Terapia, um presente de Natal

Fabrício aproveitou a quarentena para se conhecer melhor, e afirma que isso foi transformador em sua vida

Por 2min
2 de dezembro de 2020 Atualizado em 04/12/2020 às 18:32

 

Na Reserva, costumamos fazer de um limão, uma limonada. Fabrício Andrade, publicitário, também fez assim na quarentena. Em vez de ficar deprimido em casa, aproveitou para começar a terapia sempre adiada. Neste Natal, além de celebrar a vida, a Reserva traz uma mensagem positiva, de esperança, através de 16 personagens que superaram o coronavírus.
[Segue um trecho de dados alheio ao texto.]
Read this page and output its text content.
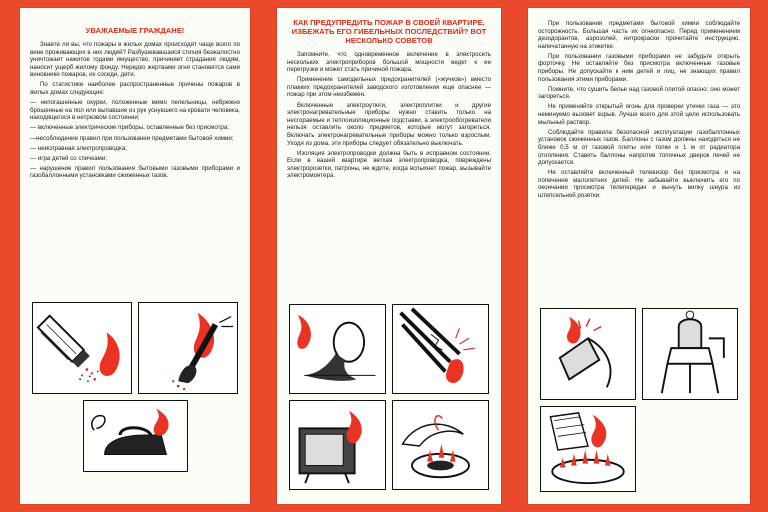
УВАЖАЕМЫЕ ГРАЖДАНЕ!

Знаете ли вы, что пожары в жилых домах происходят чаще всего по вине проживающих в них людей? Разбушевавшаяся стихия безжалостно уничтожает нажитое годами имущество, причиняет страдания людям, наносит ущерб жилому фонду. Нередко жертвами огня становятся сами виновники пожаров, их соседи, дети.

По статистике наиболее распространенные причины пожаров в жилых домах следующие:

— непогашенные окурки, положенные мимо пепельницы, небрежно брошенные на пол или выпавшие из рук уснувшего на кровати человека, находящегося в нетрезвом состоянии;

— включенные электрические приборы, оставленные без присмотра;

—несоблюдение правил при пользовании предметами бытовой химии;

— неисправная электропроводка;

— игра детей со спичками;

— нарушение правил пользования бытовыми газовыми приборами и газобаллонными установками сжиженных газов.

КАК ПРЕДУПРЕДИТЬ ПОЖАР В СВОЕЙ КВАРТИРЕ, ИЗБЕЖАТЬ ЕГО ГИБЕЛЬНЫХ ПОСЛЕДСТВИЙ? ВОТ НЕСКОЛЬКО СОВЕТОВ

Запомните, что одновременное включение в электросеть нескольких электроприборов большой мощности ведет к ее перегрузке и может стать причиной пожара.

Применение самодельных предохранителей («жучков») вместо плавких предохранителей заводского изготовления еще опаснее — пожар при этом неизбежен.

Включенные электроутюги, электроплитки и другие электронагревательные приборы нужно ставить только на несгораемые и теплоизоляционные подставки, а электрообогреватели нельзя оставлять около предметов, которые могут загореться. Включать электронагревательные приборы можно только взрослым. Уходя из дома, эти приборы следует обязательно выключать.

Изоляция электропроводки должна быть в исправном состоянии. Если в вашей квартире ветхая электропроводка, повреждены электророзетки, патроны, не ждите, когда вспыхнет пожар, вызывайте электромонтера.

При пользовании предметами бытовой химии соблюдайте осторожность. Большая часть их огнеопасно. Перед применением дезодорантов, аэрозолей, нитрокраски прочитайте инструкцию, напечатанную на этикетке.

При пользовании газовыми приборами не забудьте открыть форточку. Не оставляйте без присмотра включенные газовые приборы. Не допускайте к ним детей и лиц, не знающих правил пользования этими приборами.

Помните, что сушить белье над газовой плитой опасно: оно может загореться.

Не применяйте открытый огонь для проверки утечки газа — это неминуемо вызовет взрыв. Лучше всего для этой цели использовать мыльный раствор.

Соблюдайте правила безопасной эксплуатации газобаллонных установок сжиженных газов. Баллоны с газом должны находиться не ближе 0,5 м от газовой плиты или топки и 1 м от радиатора отопления. Ставить баллоны напротив топочных дверок печей не допускается.

Не оставляйте включенный телевизор без присмотра и на попечение малолетних детей. Не забывайте выключить его по окончании просмотра телепередач и вынуть вилку шнура из штепсельной розетки.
Gente como Fabrício.

– Meu agradecimento neste ano vai para o meu terapeuta, que me ajudou no processo de entendimento de mim e do amor que sinto para com as pessoas mais próximas – diz.

 

Meu terapeuta me ajudou no processo de entendimento de mim e do amor que sinto para com as pessoas mais próximas

Ele considera que “parar um mundo em constante movimento foi muito desafiador”. Ao mesmo tempo, transformador.
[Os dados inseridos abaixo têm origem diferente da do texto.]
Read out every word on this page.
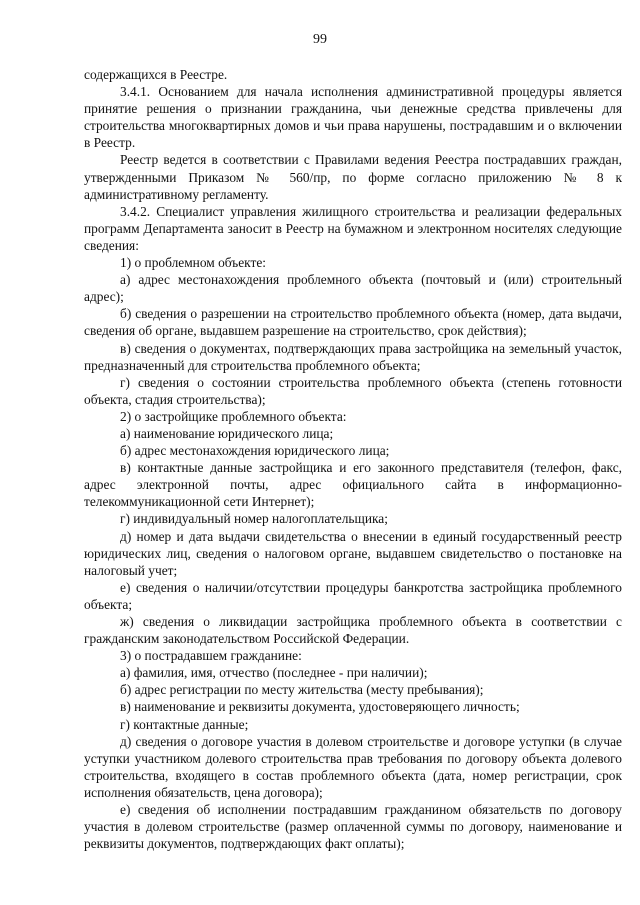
99

содержащихся в Реестре.

3.4.1. Основанием для начала исполнения административной процедуры является принятие решения о признании гражданина, чьи денежные средства привлечены для строительства многоквартирных домов и чьи права нарушены, пострадавшим и о включении в Реестр.

Реестр ведется в соответствии с Правилами ведения Реестра пострадавших граждан, утвержденными Приказом № 560/пр, по форме согласно приложению № 8 к административному регламенту.

3.4.2. Специалист управления жилищного строительства и реализации федеральных программ Департамента заносит в Реестр на бумажном и электронном носителях следующие сведения:

1) о проблемном объекте:

а) адрес местонахождения проблемного объекта (почтовый и (или) строительный адрес);

б) сведения о разрешении на строительство проблемного объекта (номер, дата выдачи, сведения об органе, выдавшем разрешение на строительство, срок действия);

в) сведения о документах, подтверждающих права застройщика на земельный участок, предназначенный для строительства проблемного объекта;

г) сведения о состоянии строительства проблемного объекта (степень готовности объекта, стадия строительства);

2) о застройщике проблемного объекта:

а) наименование юридического лица;

б) адрес местонахождения юридического лица;

в) контактные данные застройщика и его законного представителя (телефон, факс, адрес электронной почты, адрес официального сайта в информационно-телекоммуникационной сети Интернет);

г) индивидуальный номер налогоплательщика;

д) номер и дата выдачи свидетельства о внесении в единый государственный реестр юридических лиц, сведения о налоговом органе, выдавшем свидетельство о постановке на налоговый учет;

е) сведения о наличии/отсутствии процедуры банкротства застройщика проблемного объекта;

ж) сведения о ликвидации застройщика проблемного объекта в соответствии с гражданским законодательством Российской Федерации.

3) о пострадавшем гражданине:

а) фамилия, имя, отчество (последнее - при наличии);

б) адрес регистрации по месту жительства (месту пребывания);

в) наименование и реквизиты документа, удостоверяющего личность;

г) контактные данные;

д) сведения о договоре участия в долевом строительстве и договоре уступки (в случае уступки участником долевого строительства прав требования по договору объекта долевого строительства, входящего в состав проблемного объекта (дата, номер регистрации, срок исполнения обязательств, цена договора);

е) сведения об исполнении пострадавшим гражданином обязательств по договору участия в долевом строительстве (размер оплаченной суммы по договору, наименование и реквизиты документов, подтверждающих факт оплаты);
– Tive a oportunidade de ficar meses na casa dos meus pais e ter certeza que não existe amor maior no mundo que o da família. Foi uma reconexão comigo mesmo e com as pessoas que mais amo.

Estar em paz consigo mesmo, aliás, foi o melhor remédio durante o período em que estava infectado com o Covid-19. Olhando retrospectivamente, um presente de Natal.

– Foi muito louco esse processo. Eu estava responsável pela produção executiva de um set supergrande em outra cidade. Um dia antes, toda a equipe fez o teste e, de uma equipe de quase 20 pessoas, apenas o meu deu positivo. Fiquei uns 10 minutos paralisado. Nem entrei no set e voltei correndo pra casa pra produzir remoto. O mais complexo foi que tive todos os sintomas da doença  nas 24h seguintes. Com o término do set, fui dormir e acordei no outro dia sem sintoma nenhum. Nunca vou saber se de fato tive os sintomas ou se foi emocional. A covid é isso: um emaranhado de incertezas misturado com diferentes verdades criadas pelas pessoas – avalia.

No período de reclusão, mais uma vez sentiu-se reconfortado pela preocupação dos amigos mais próximos, que não deixavam de ligar, de manhã à noite.

– Amizade é isso, na dor e na alegria. Sou só gratidão – diz Fabrício, que, mesmo se considerando “mais realista do que otimista”, sorri pela simples possibilidade de “viver experiências diferentes todos os dias”. Que bom, vêm mais 365 por aí, num 2021 que será muito melhor, com certeza.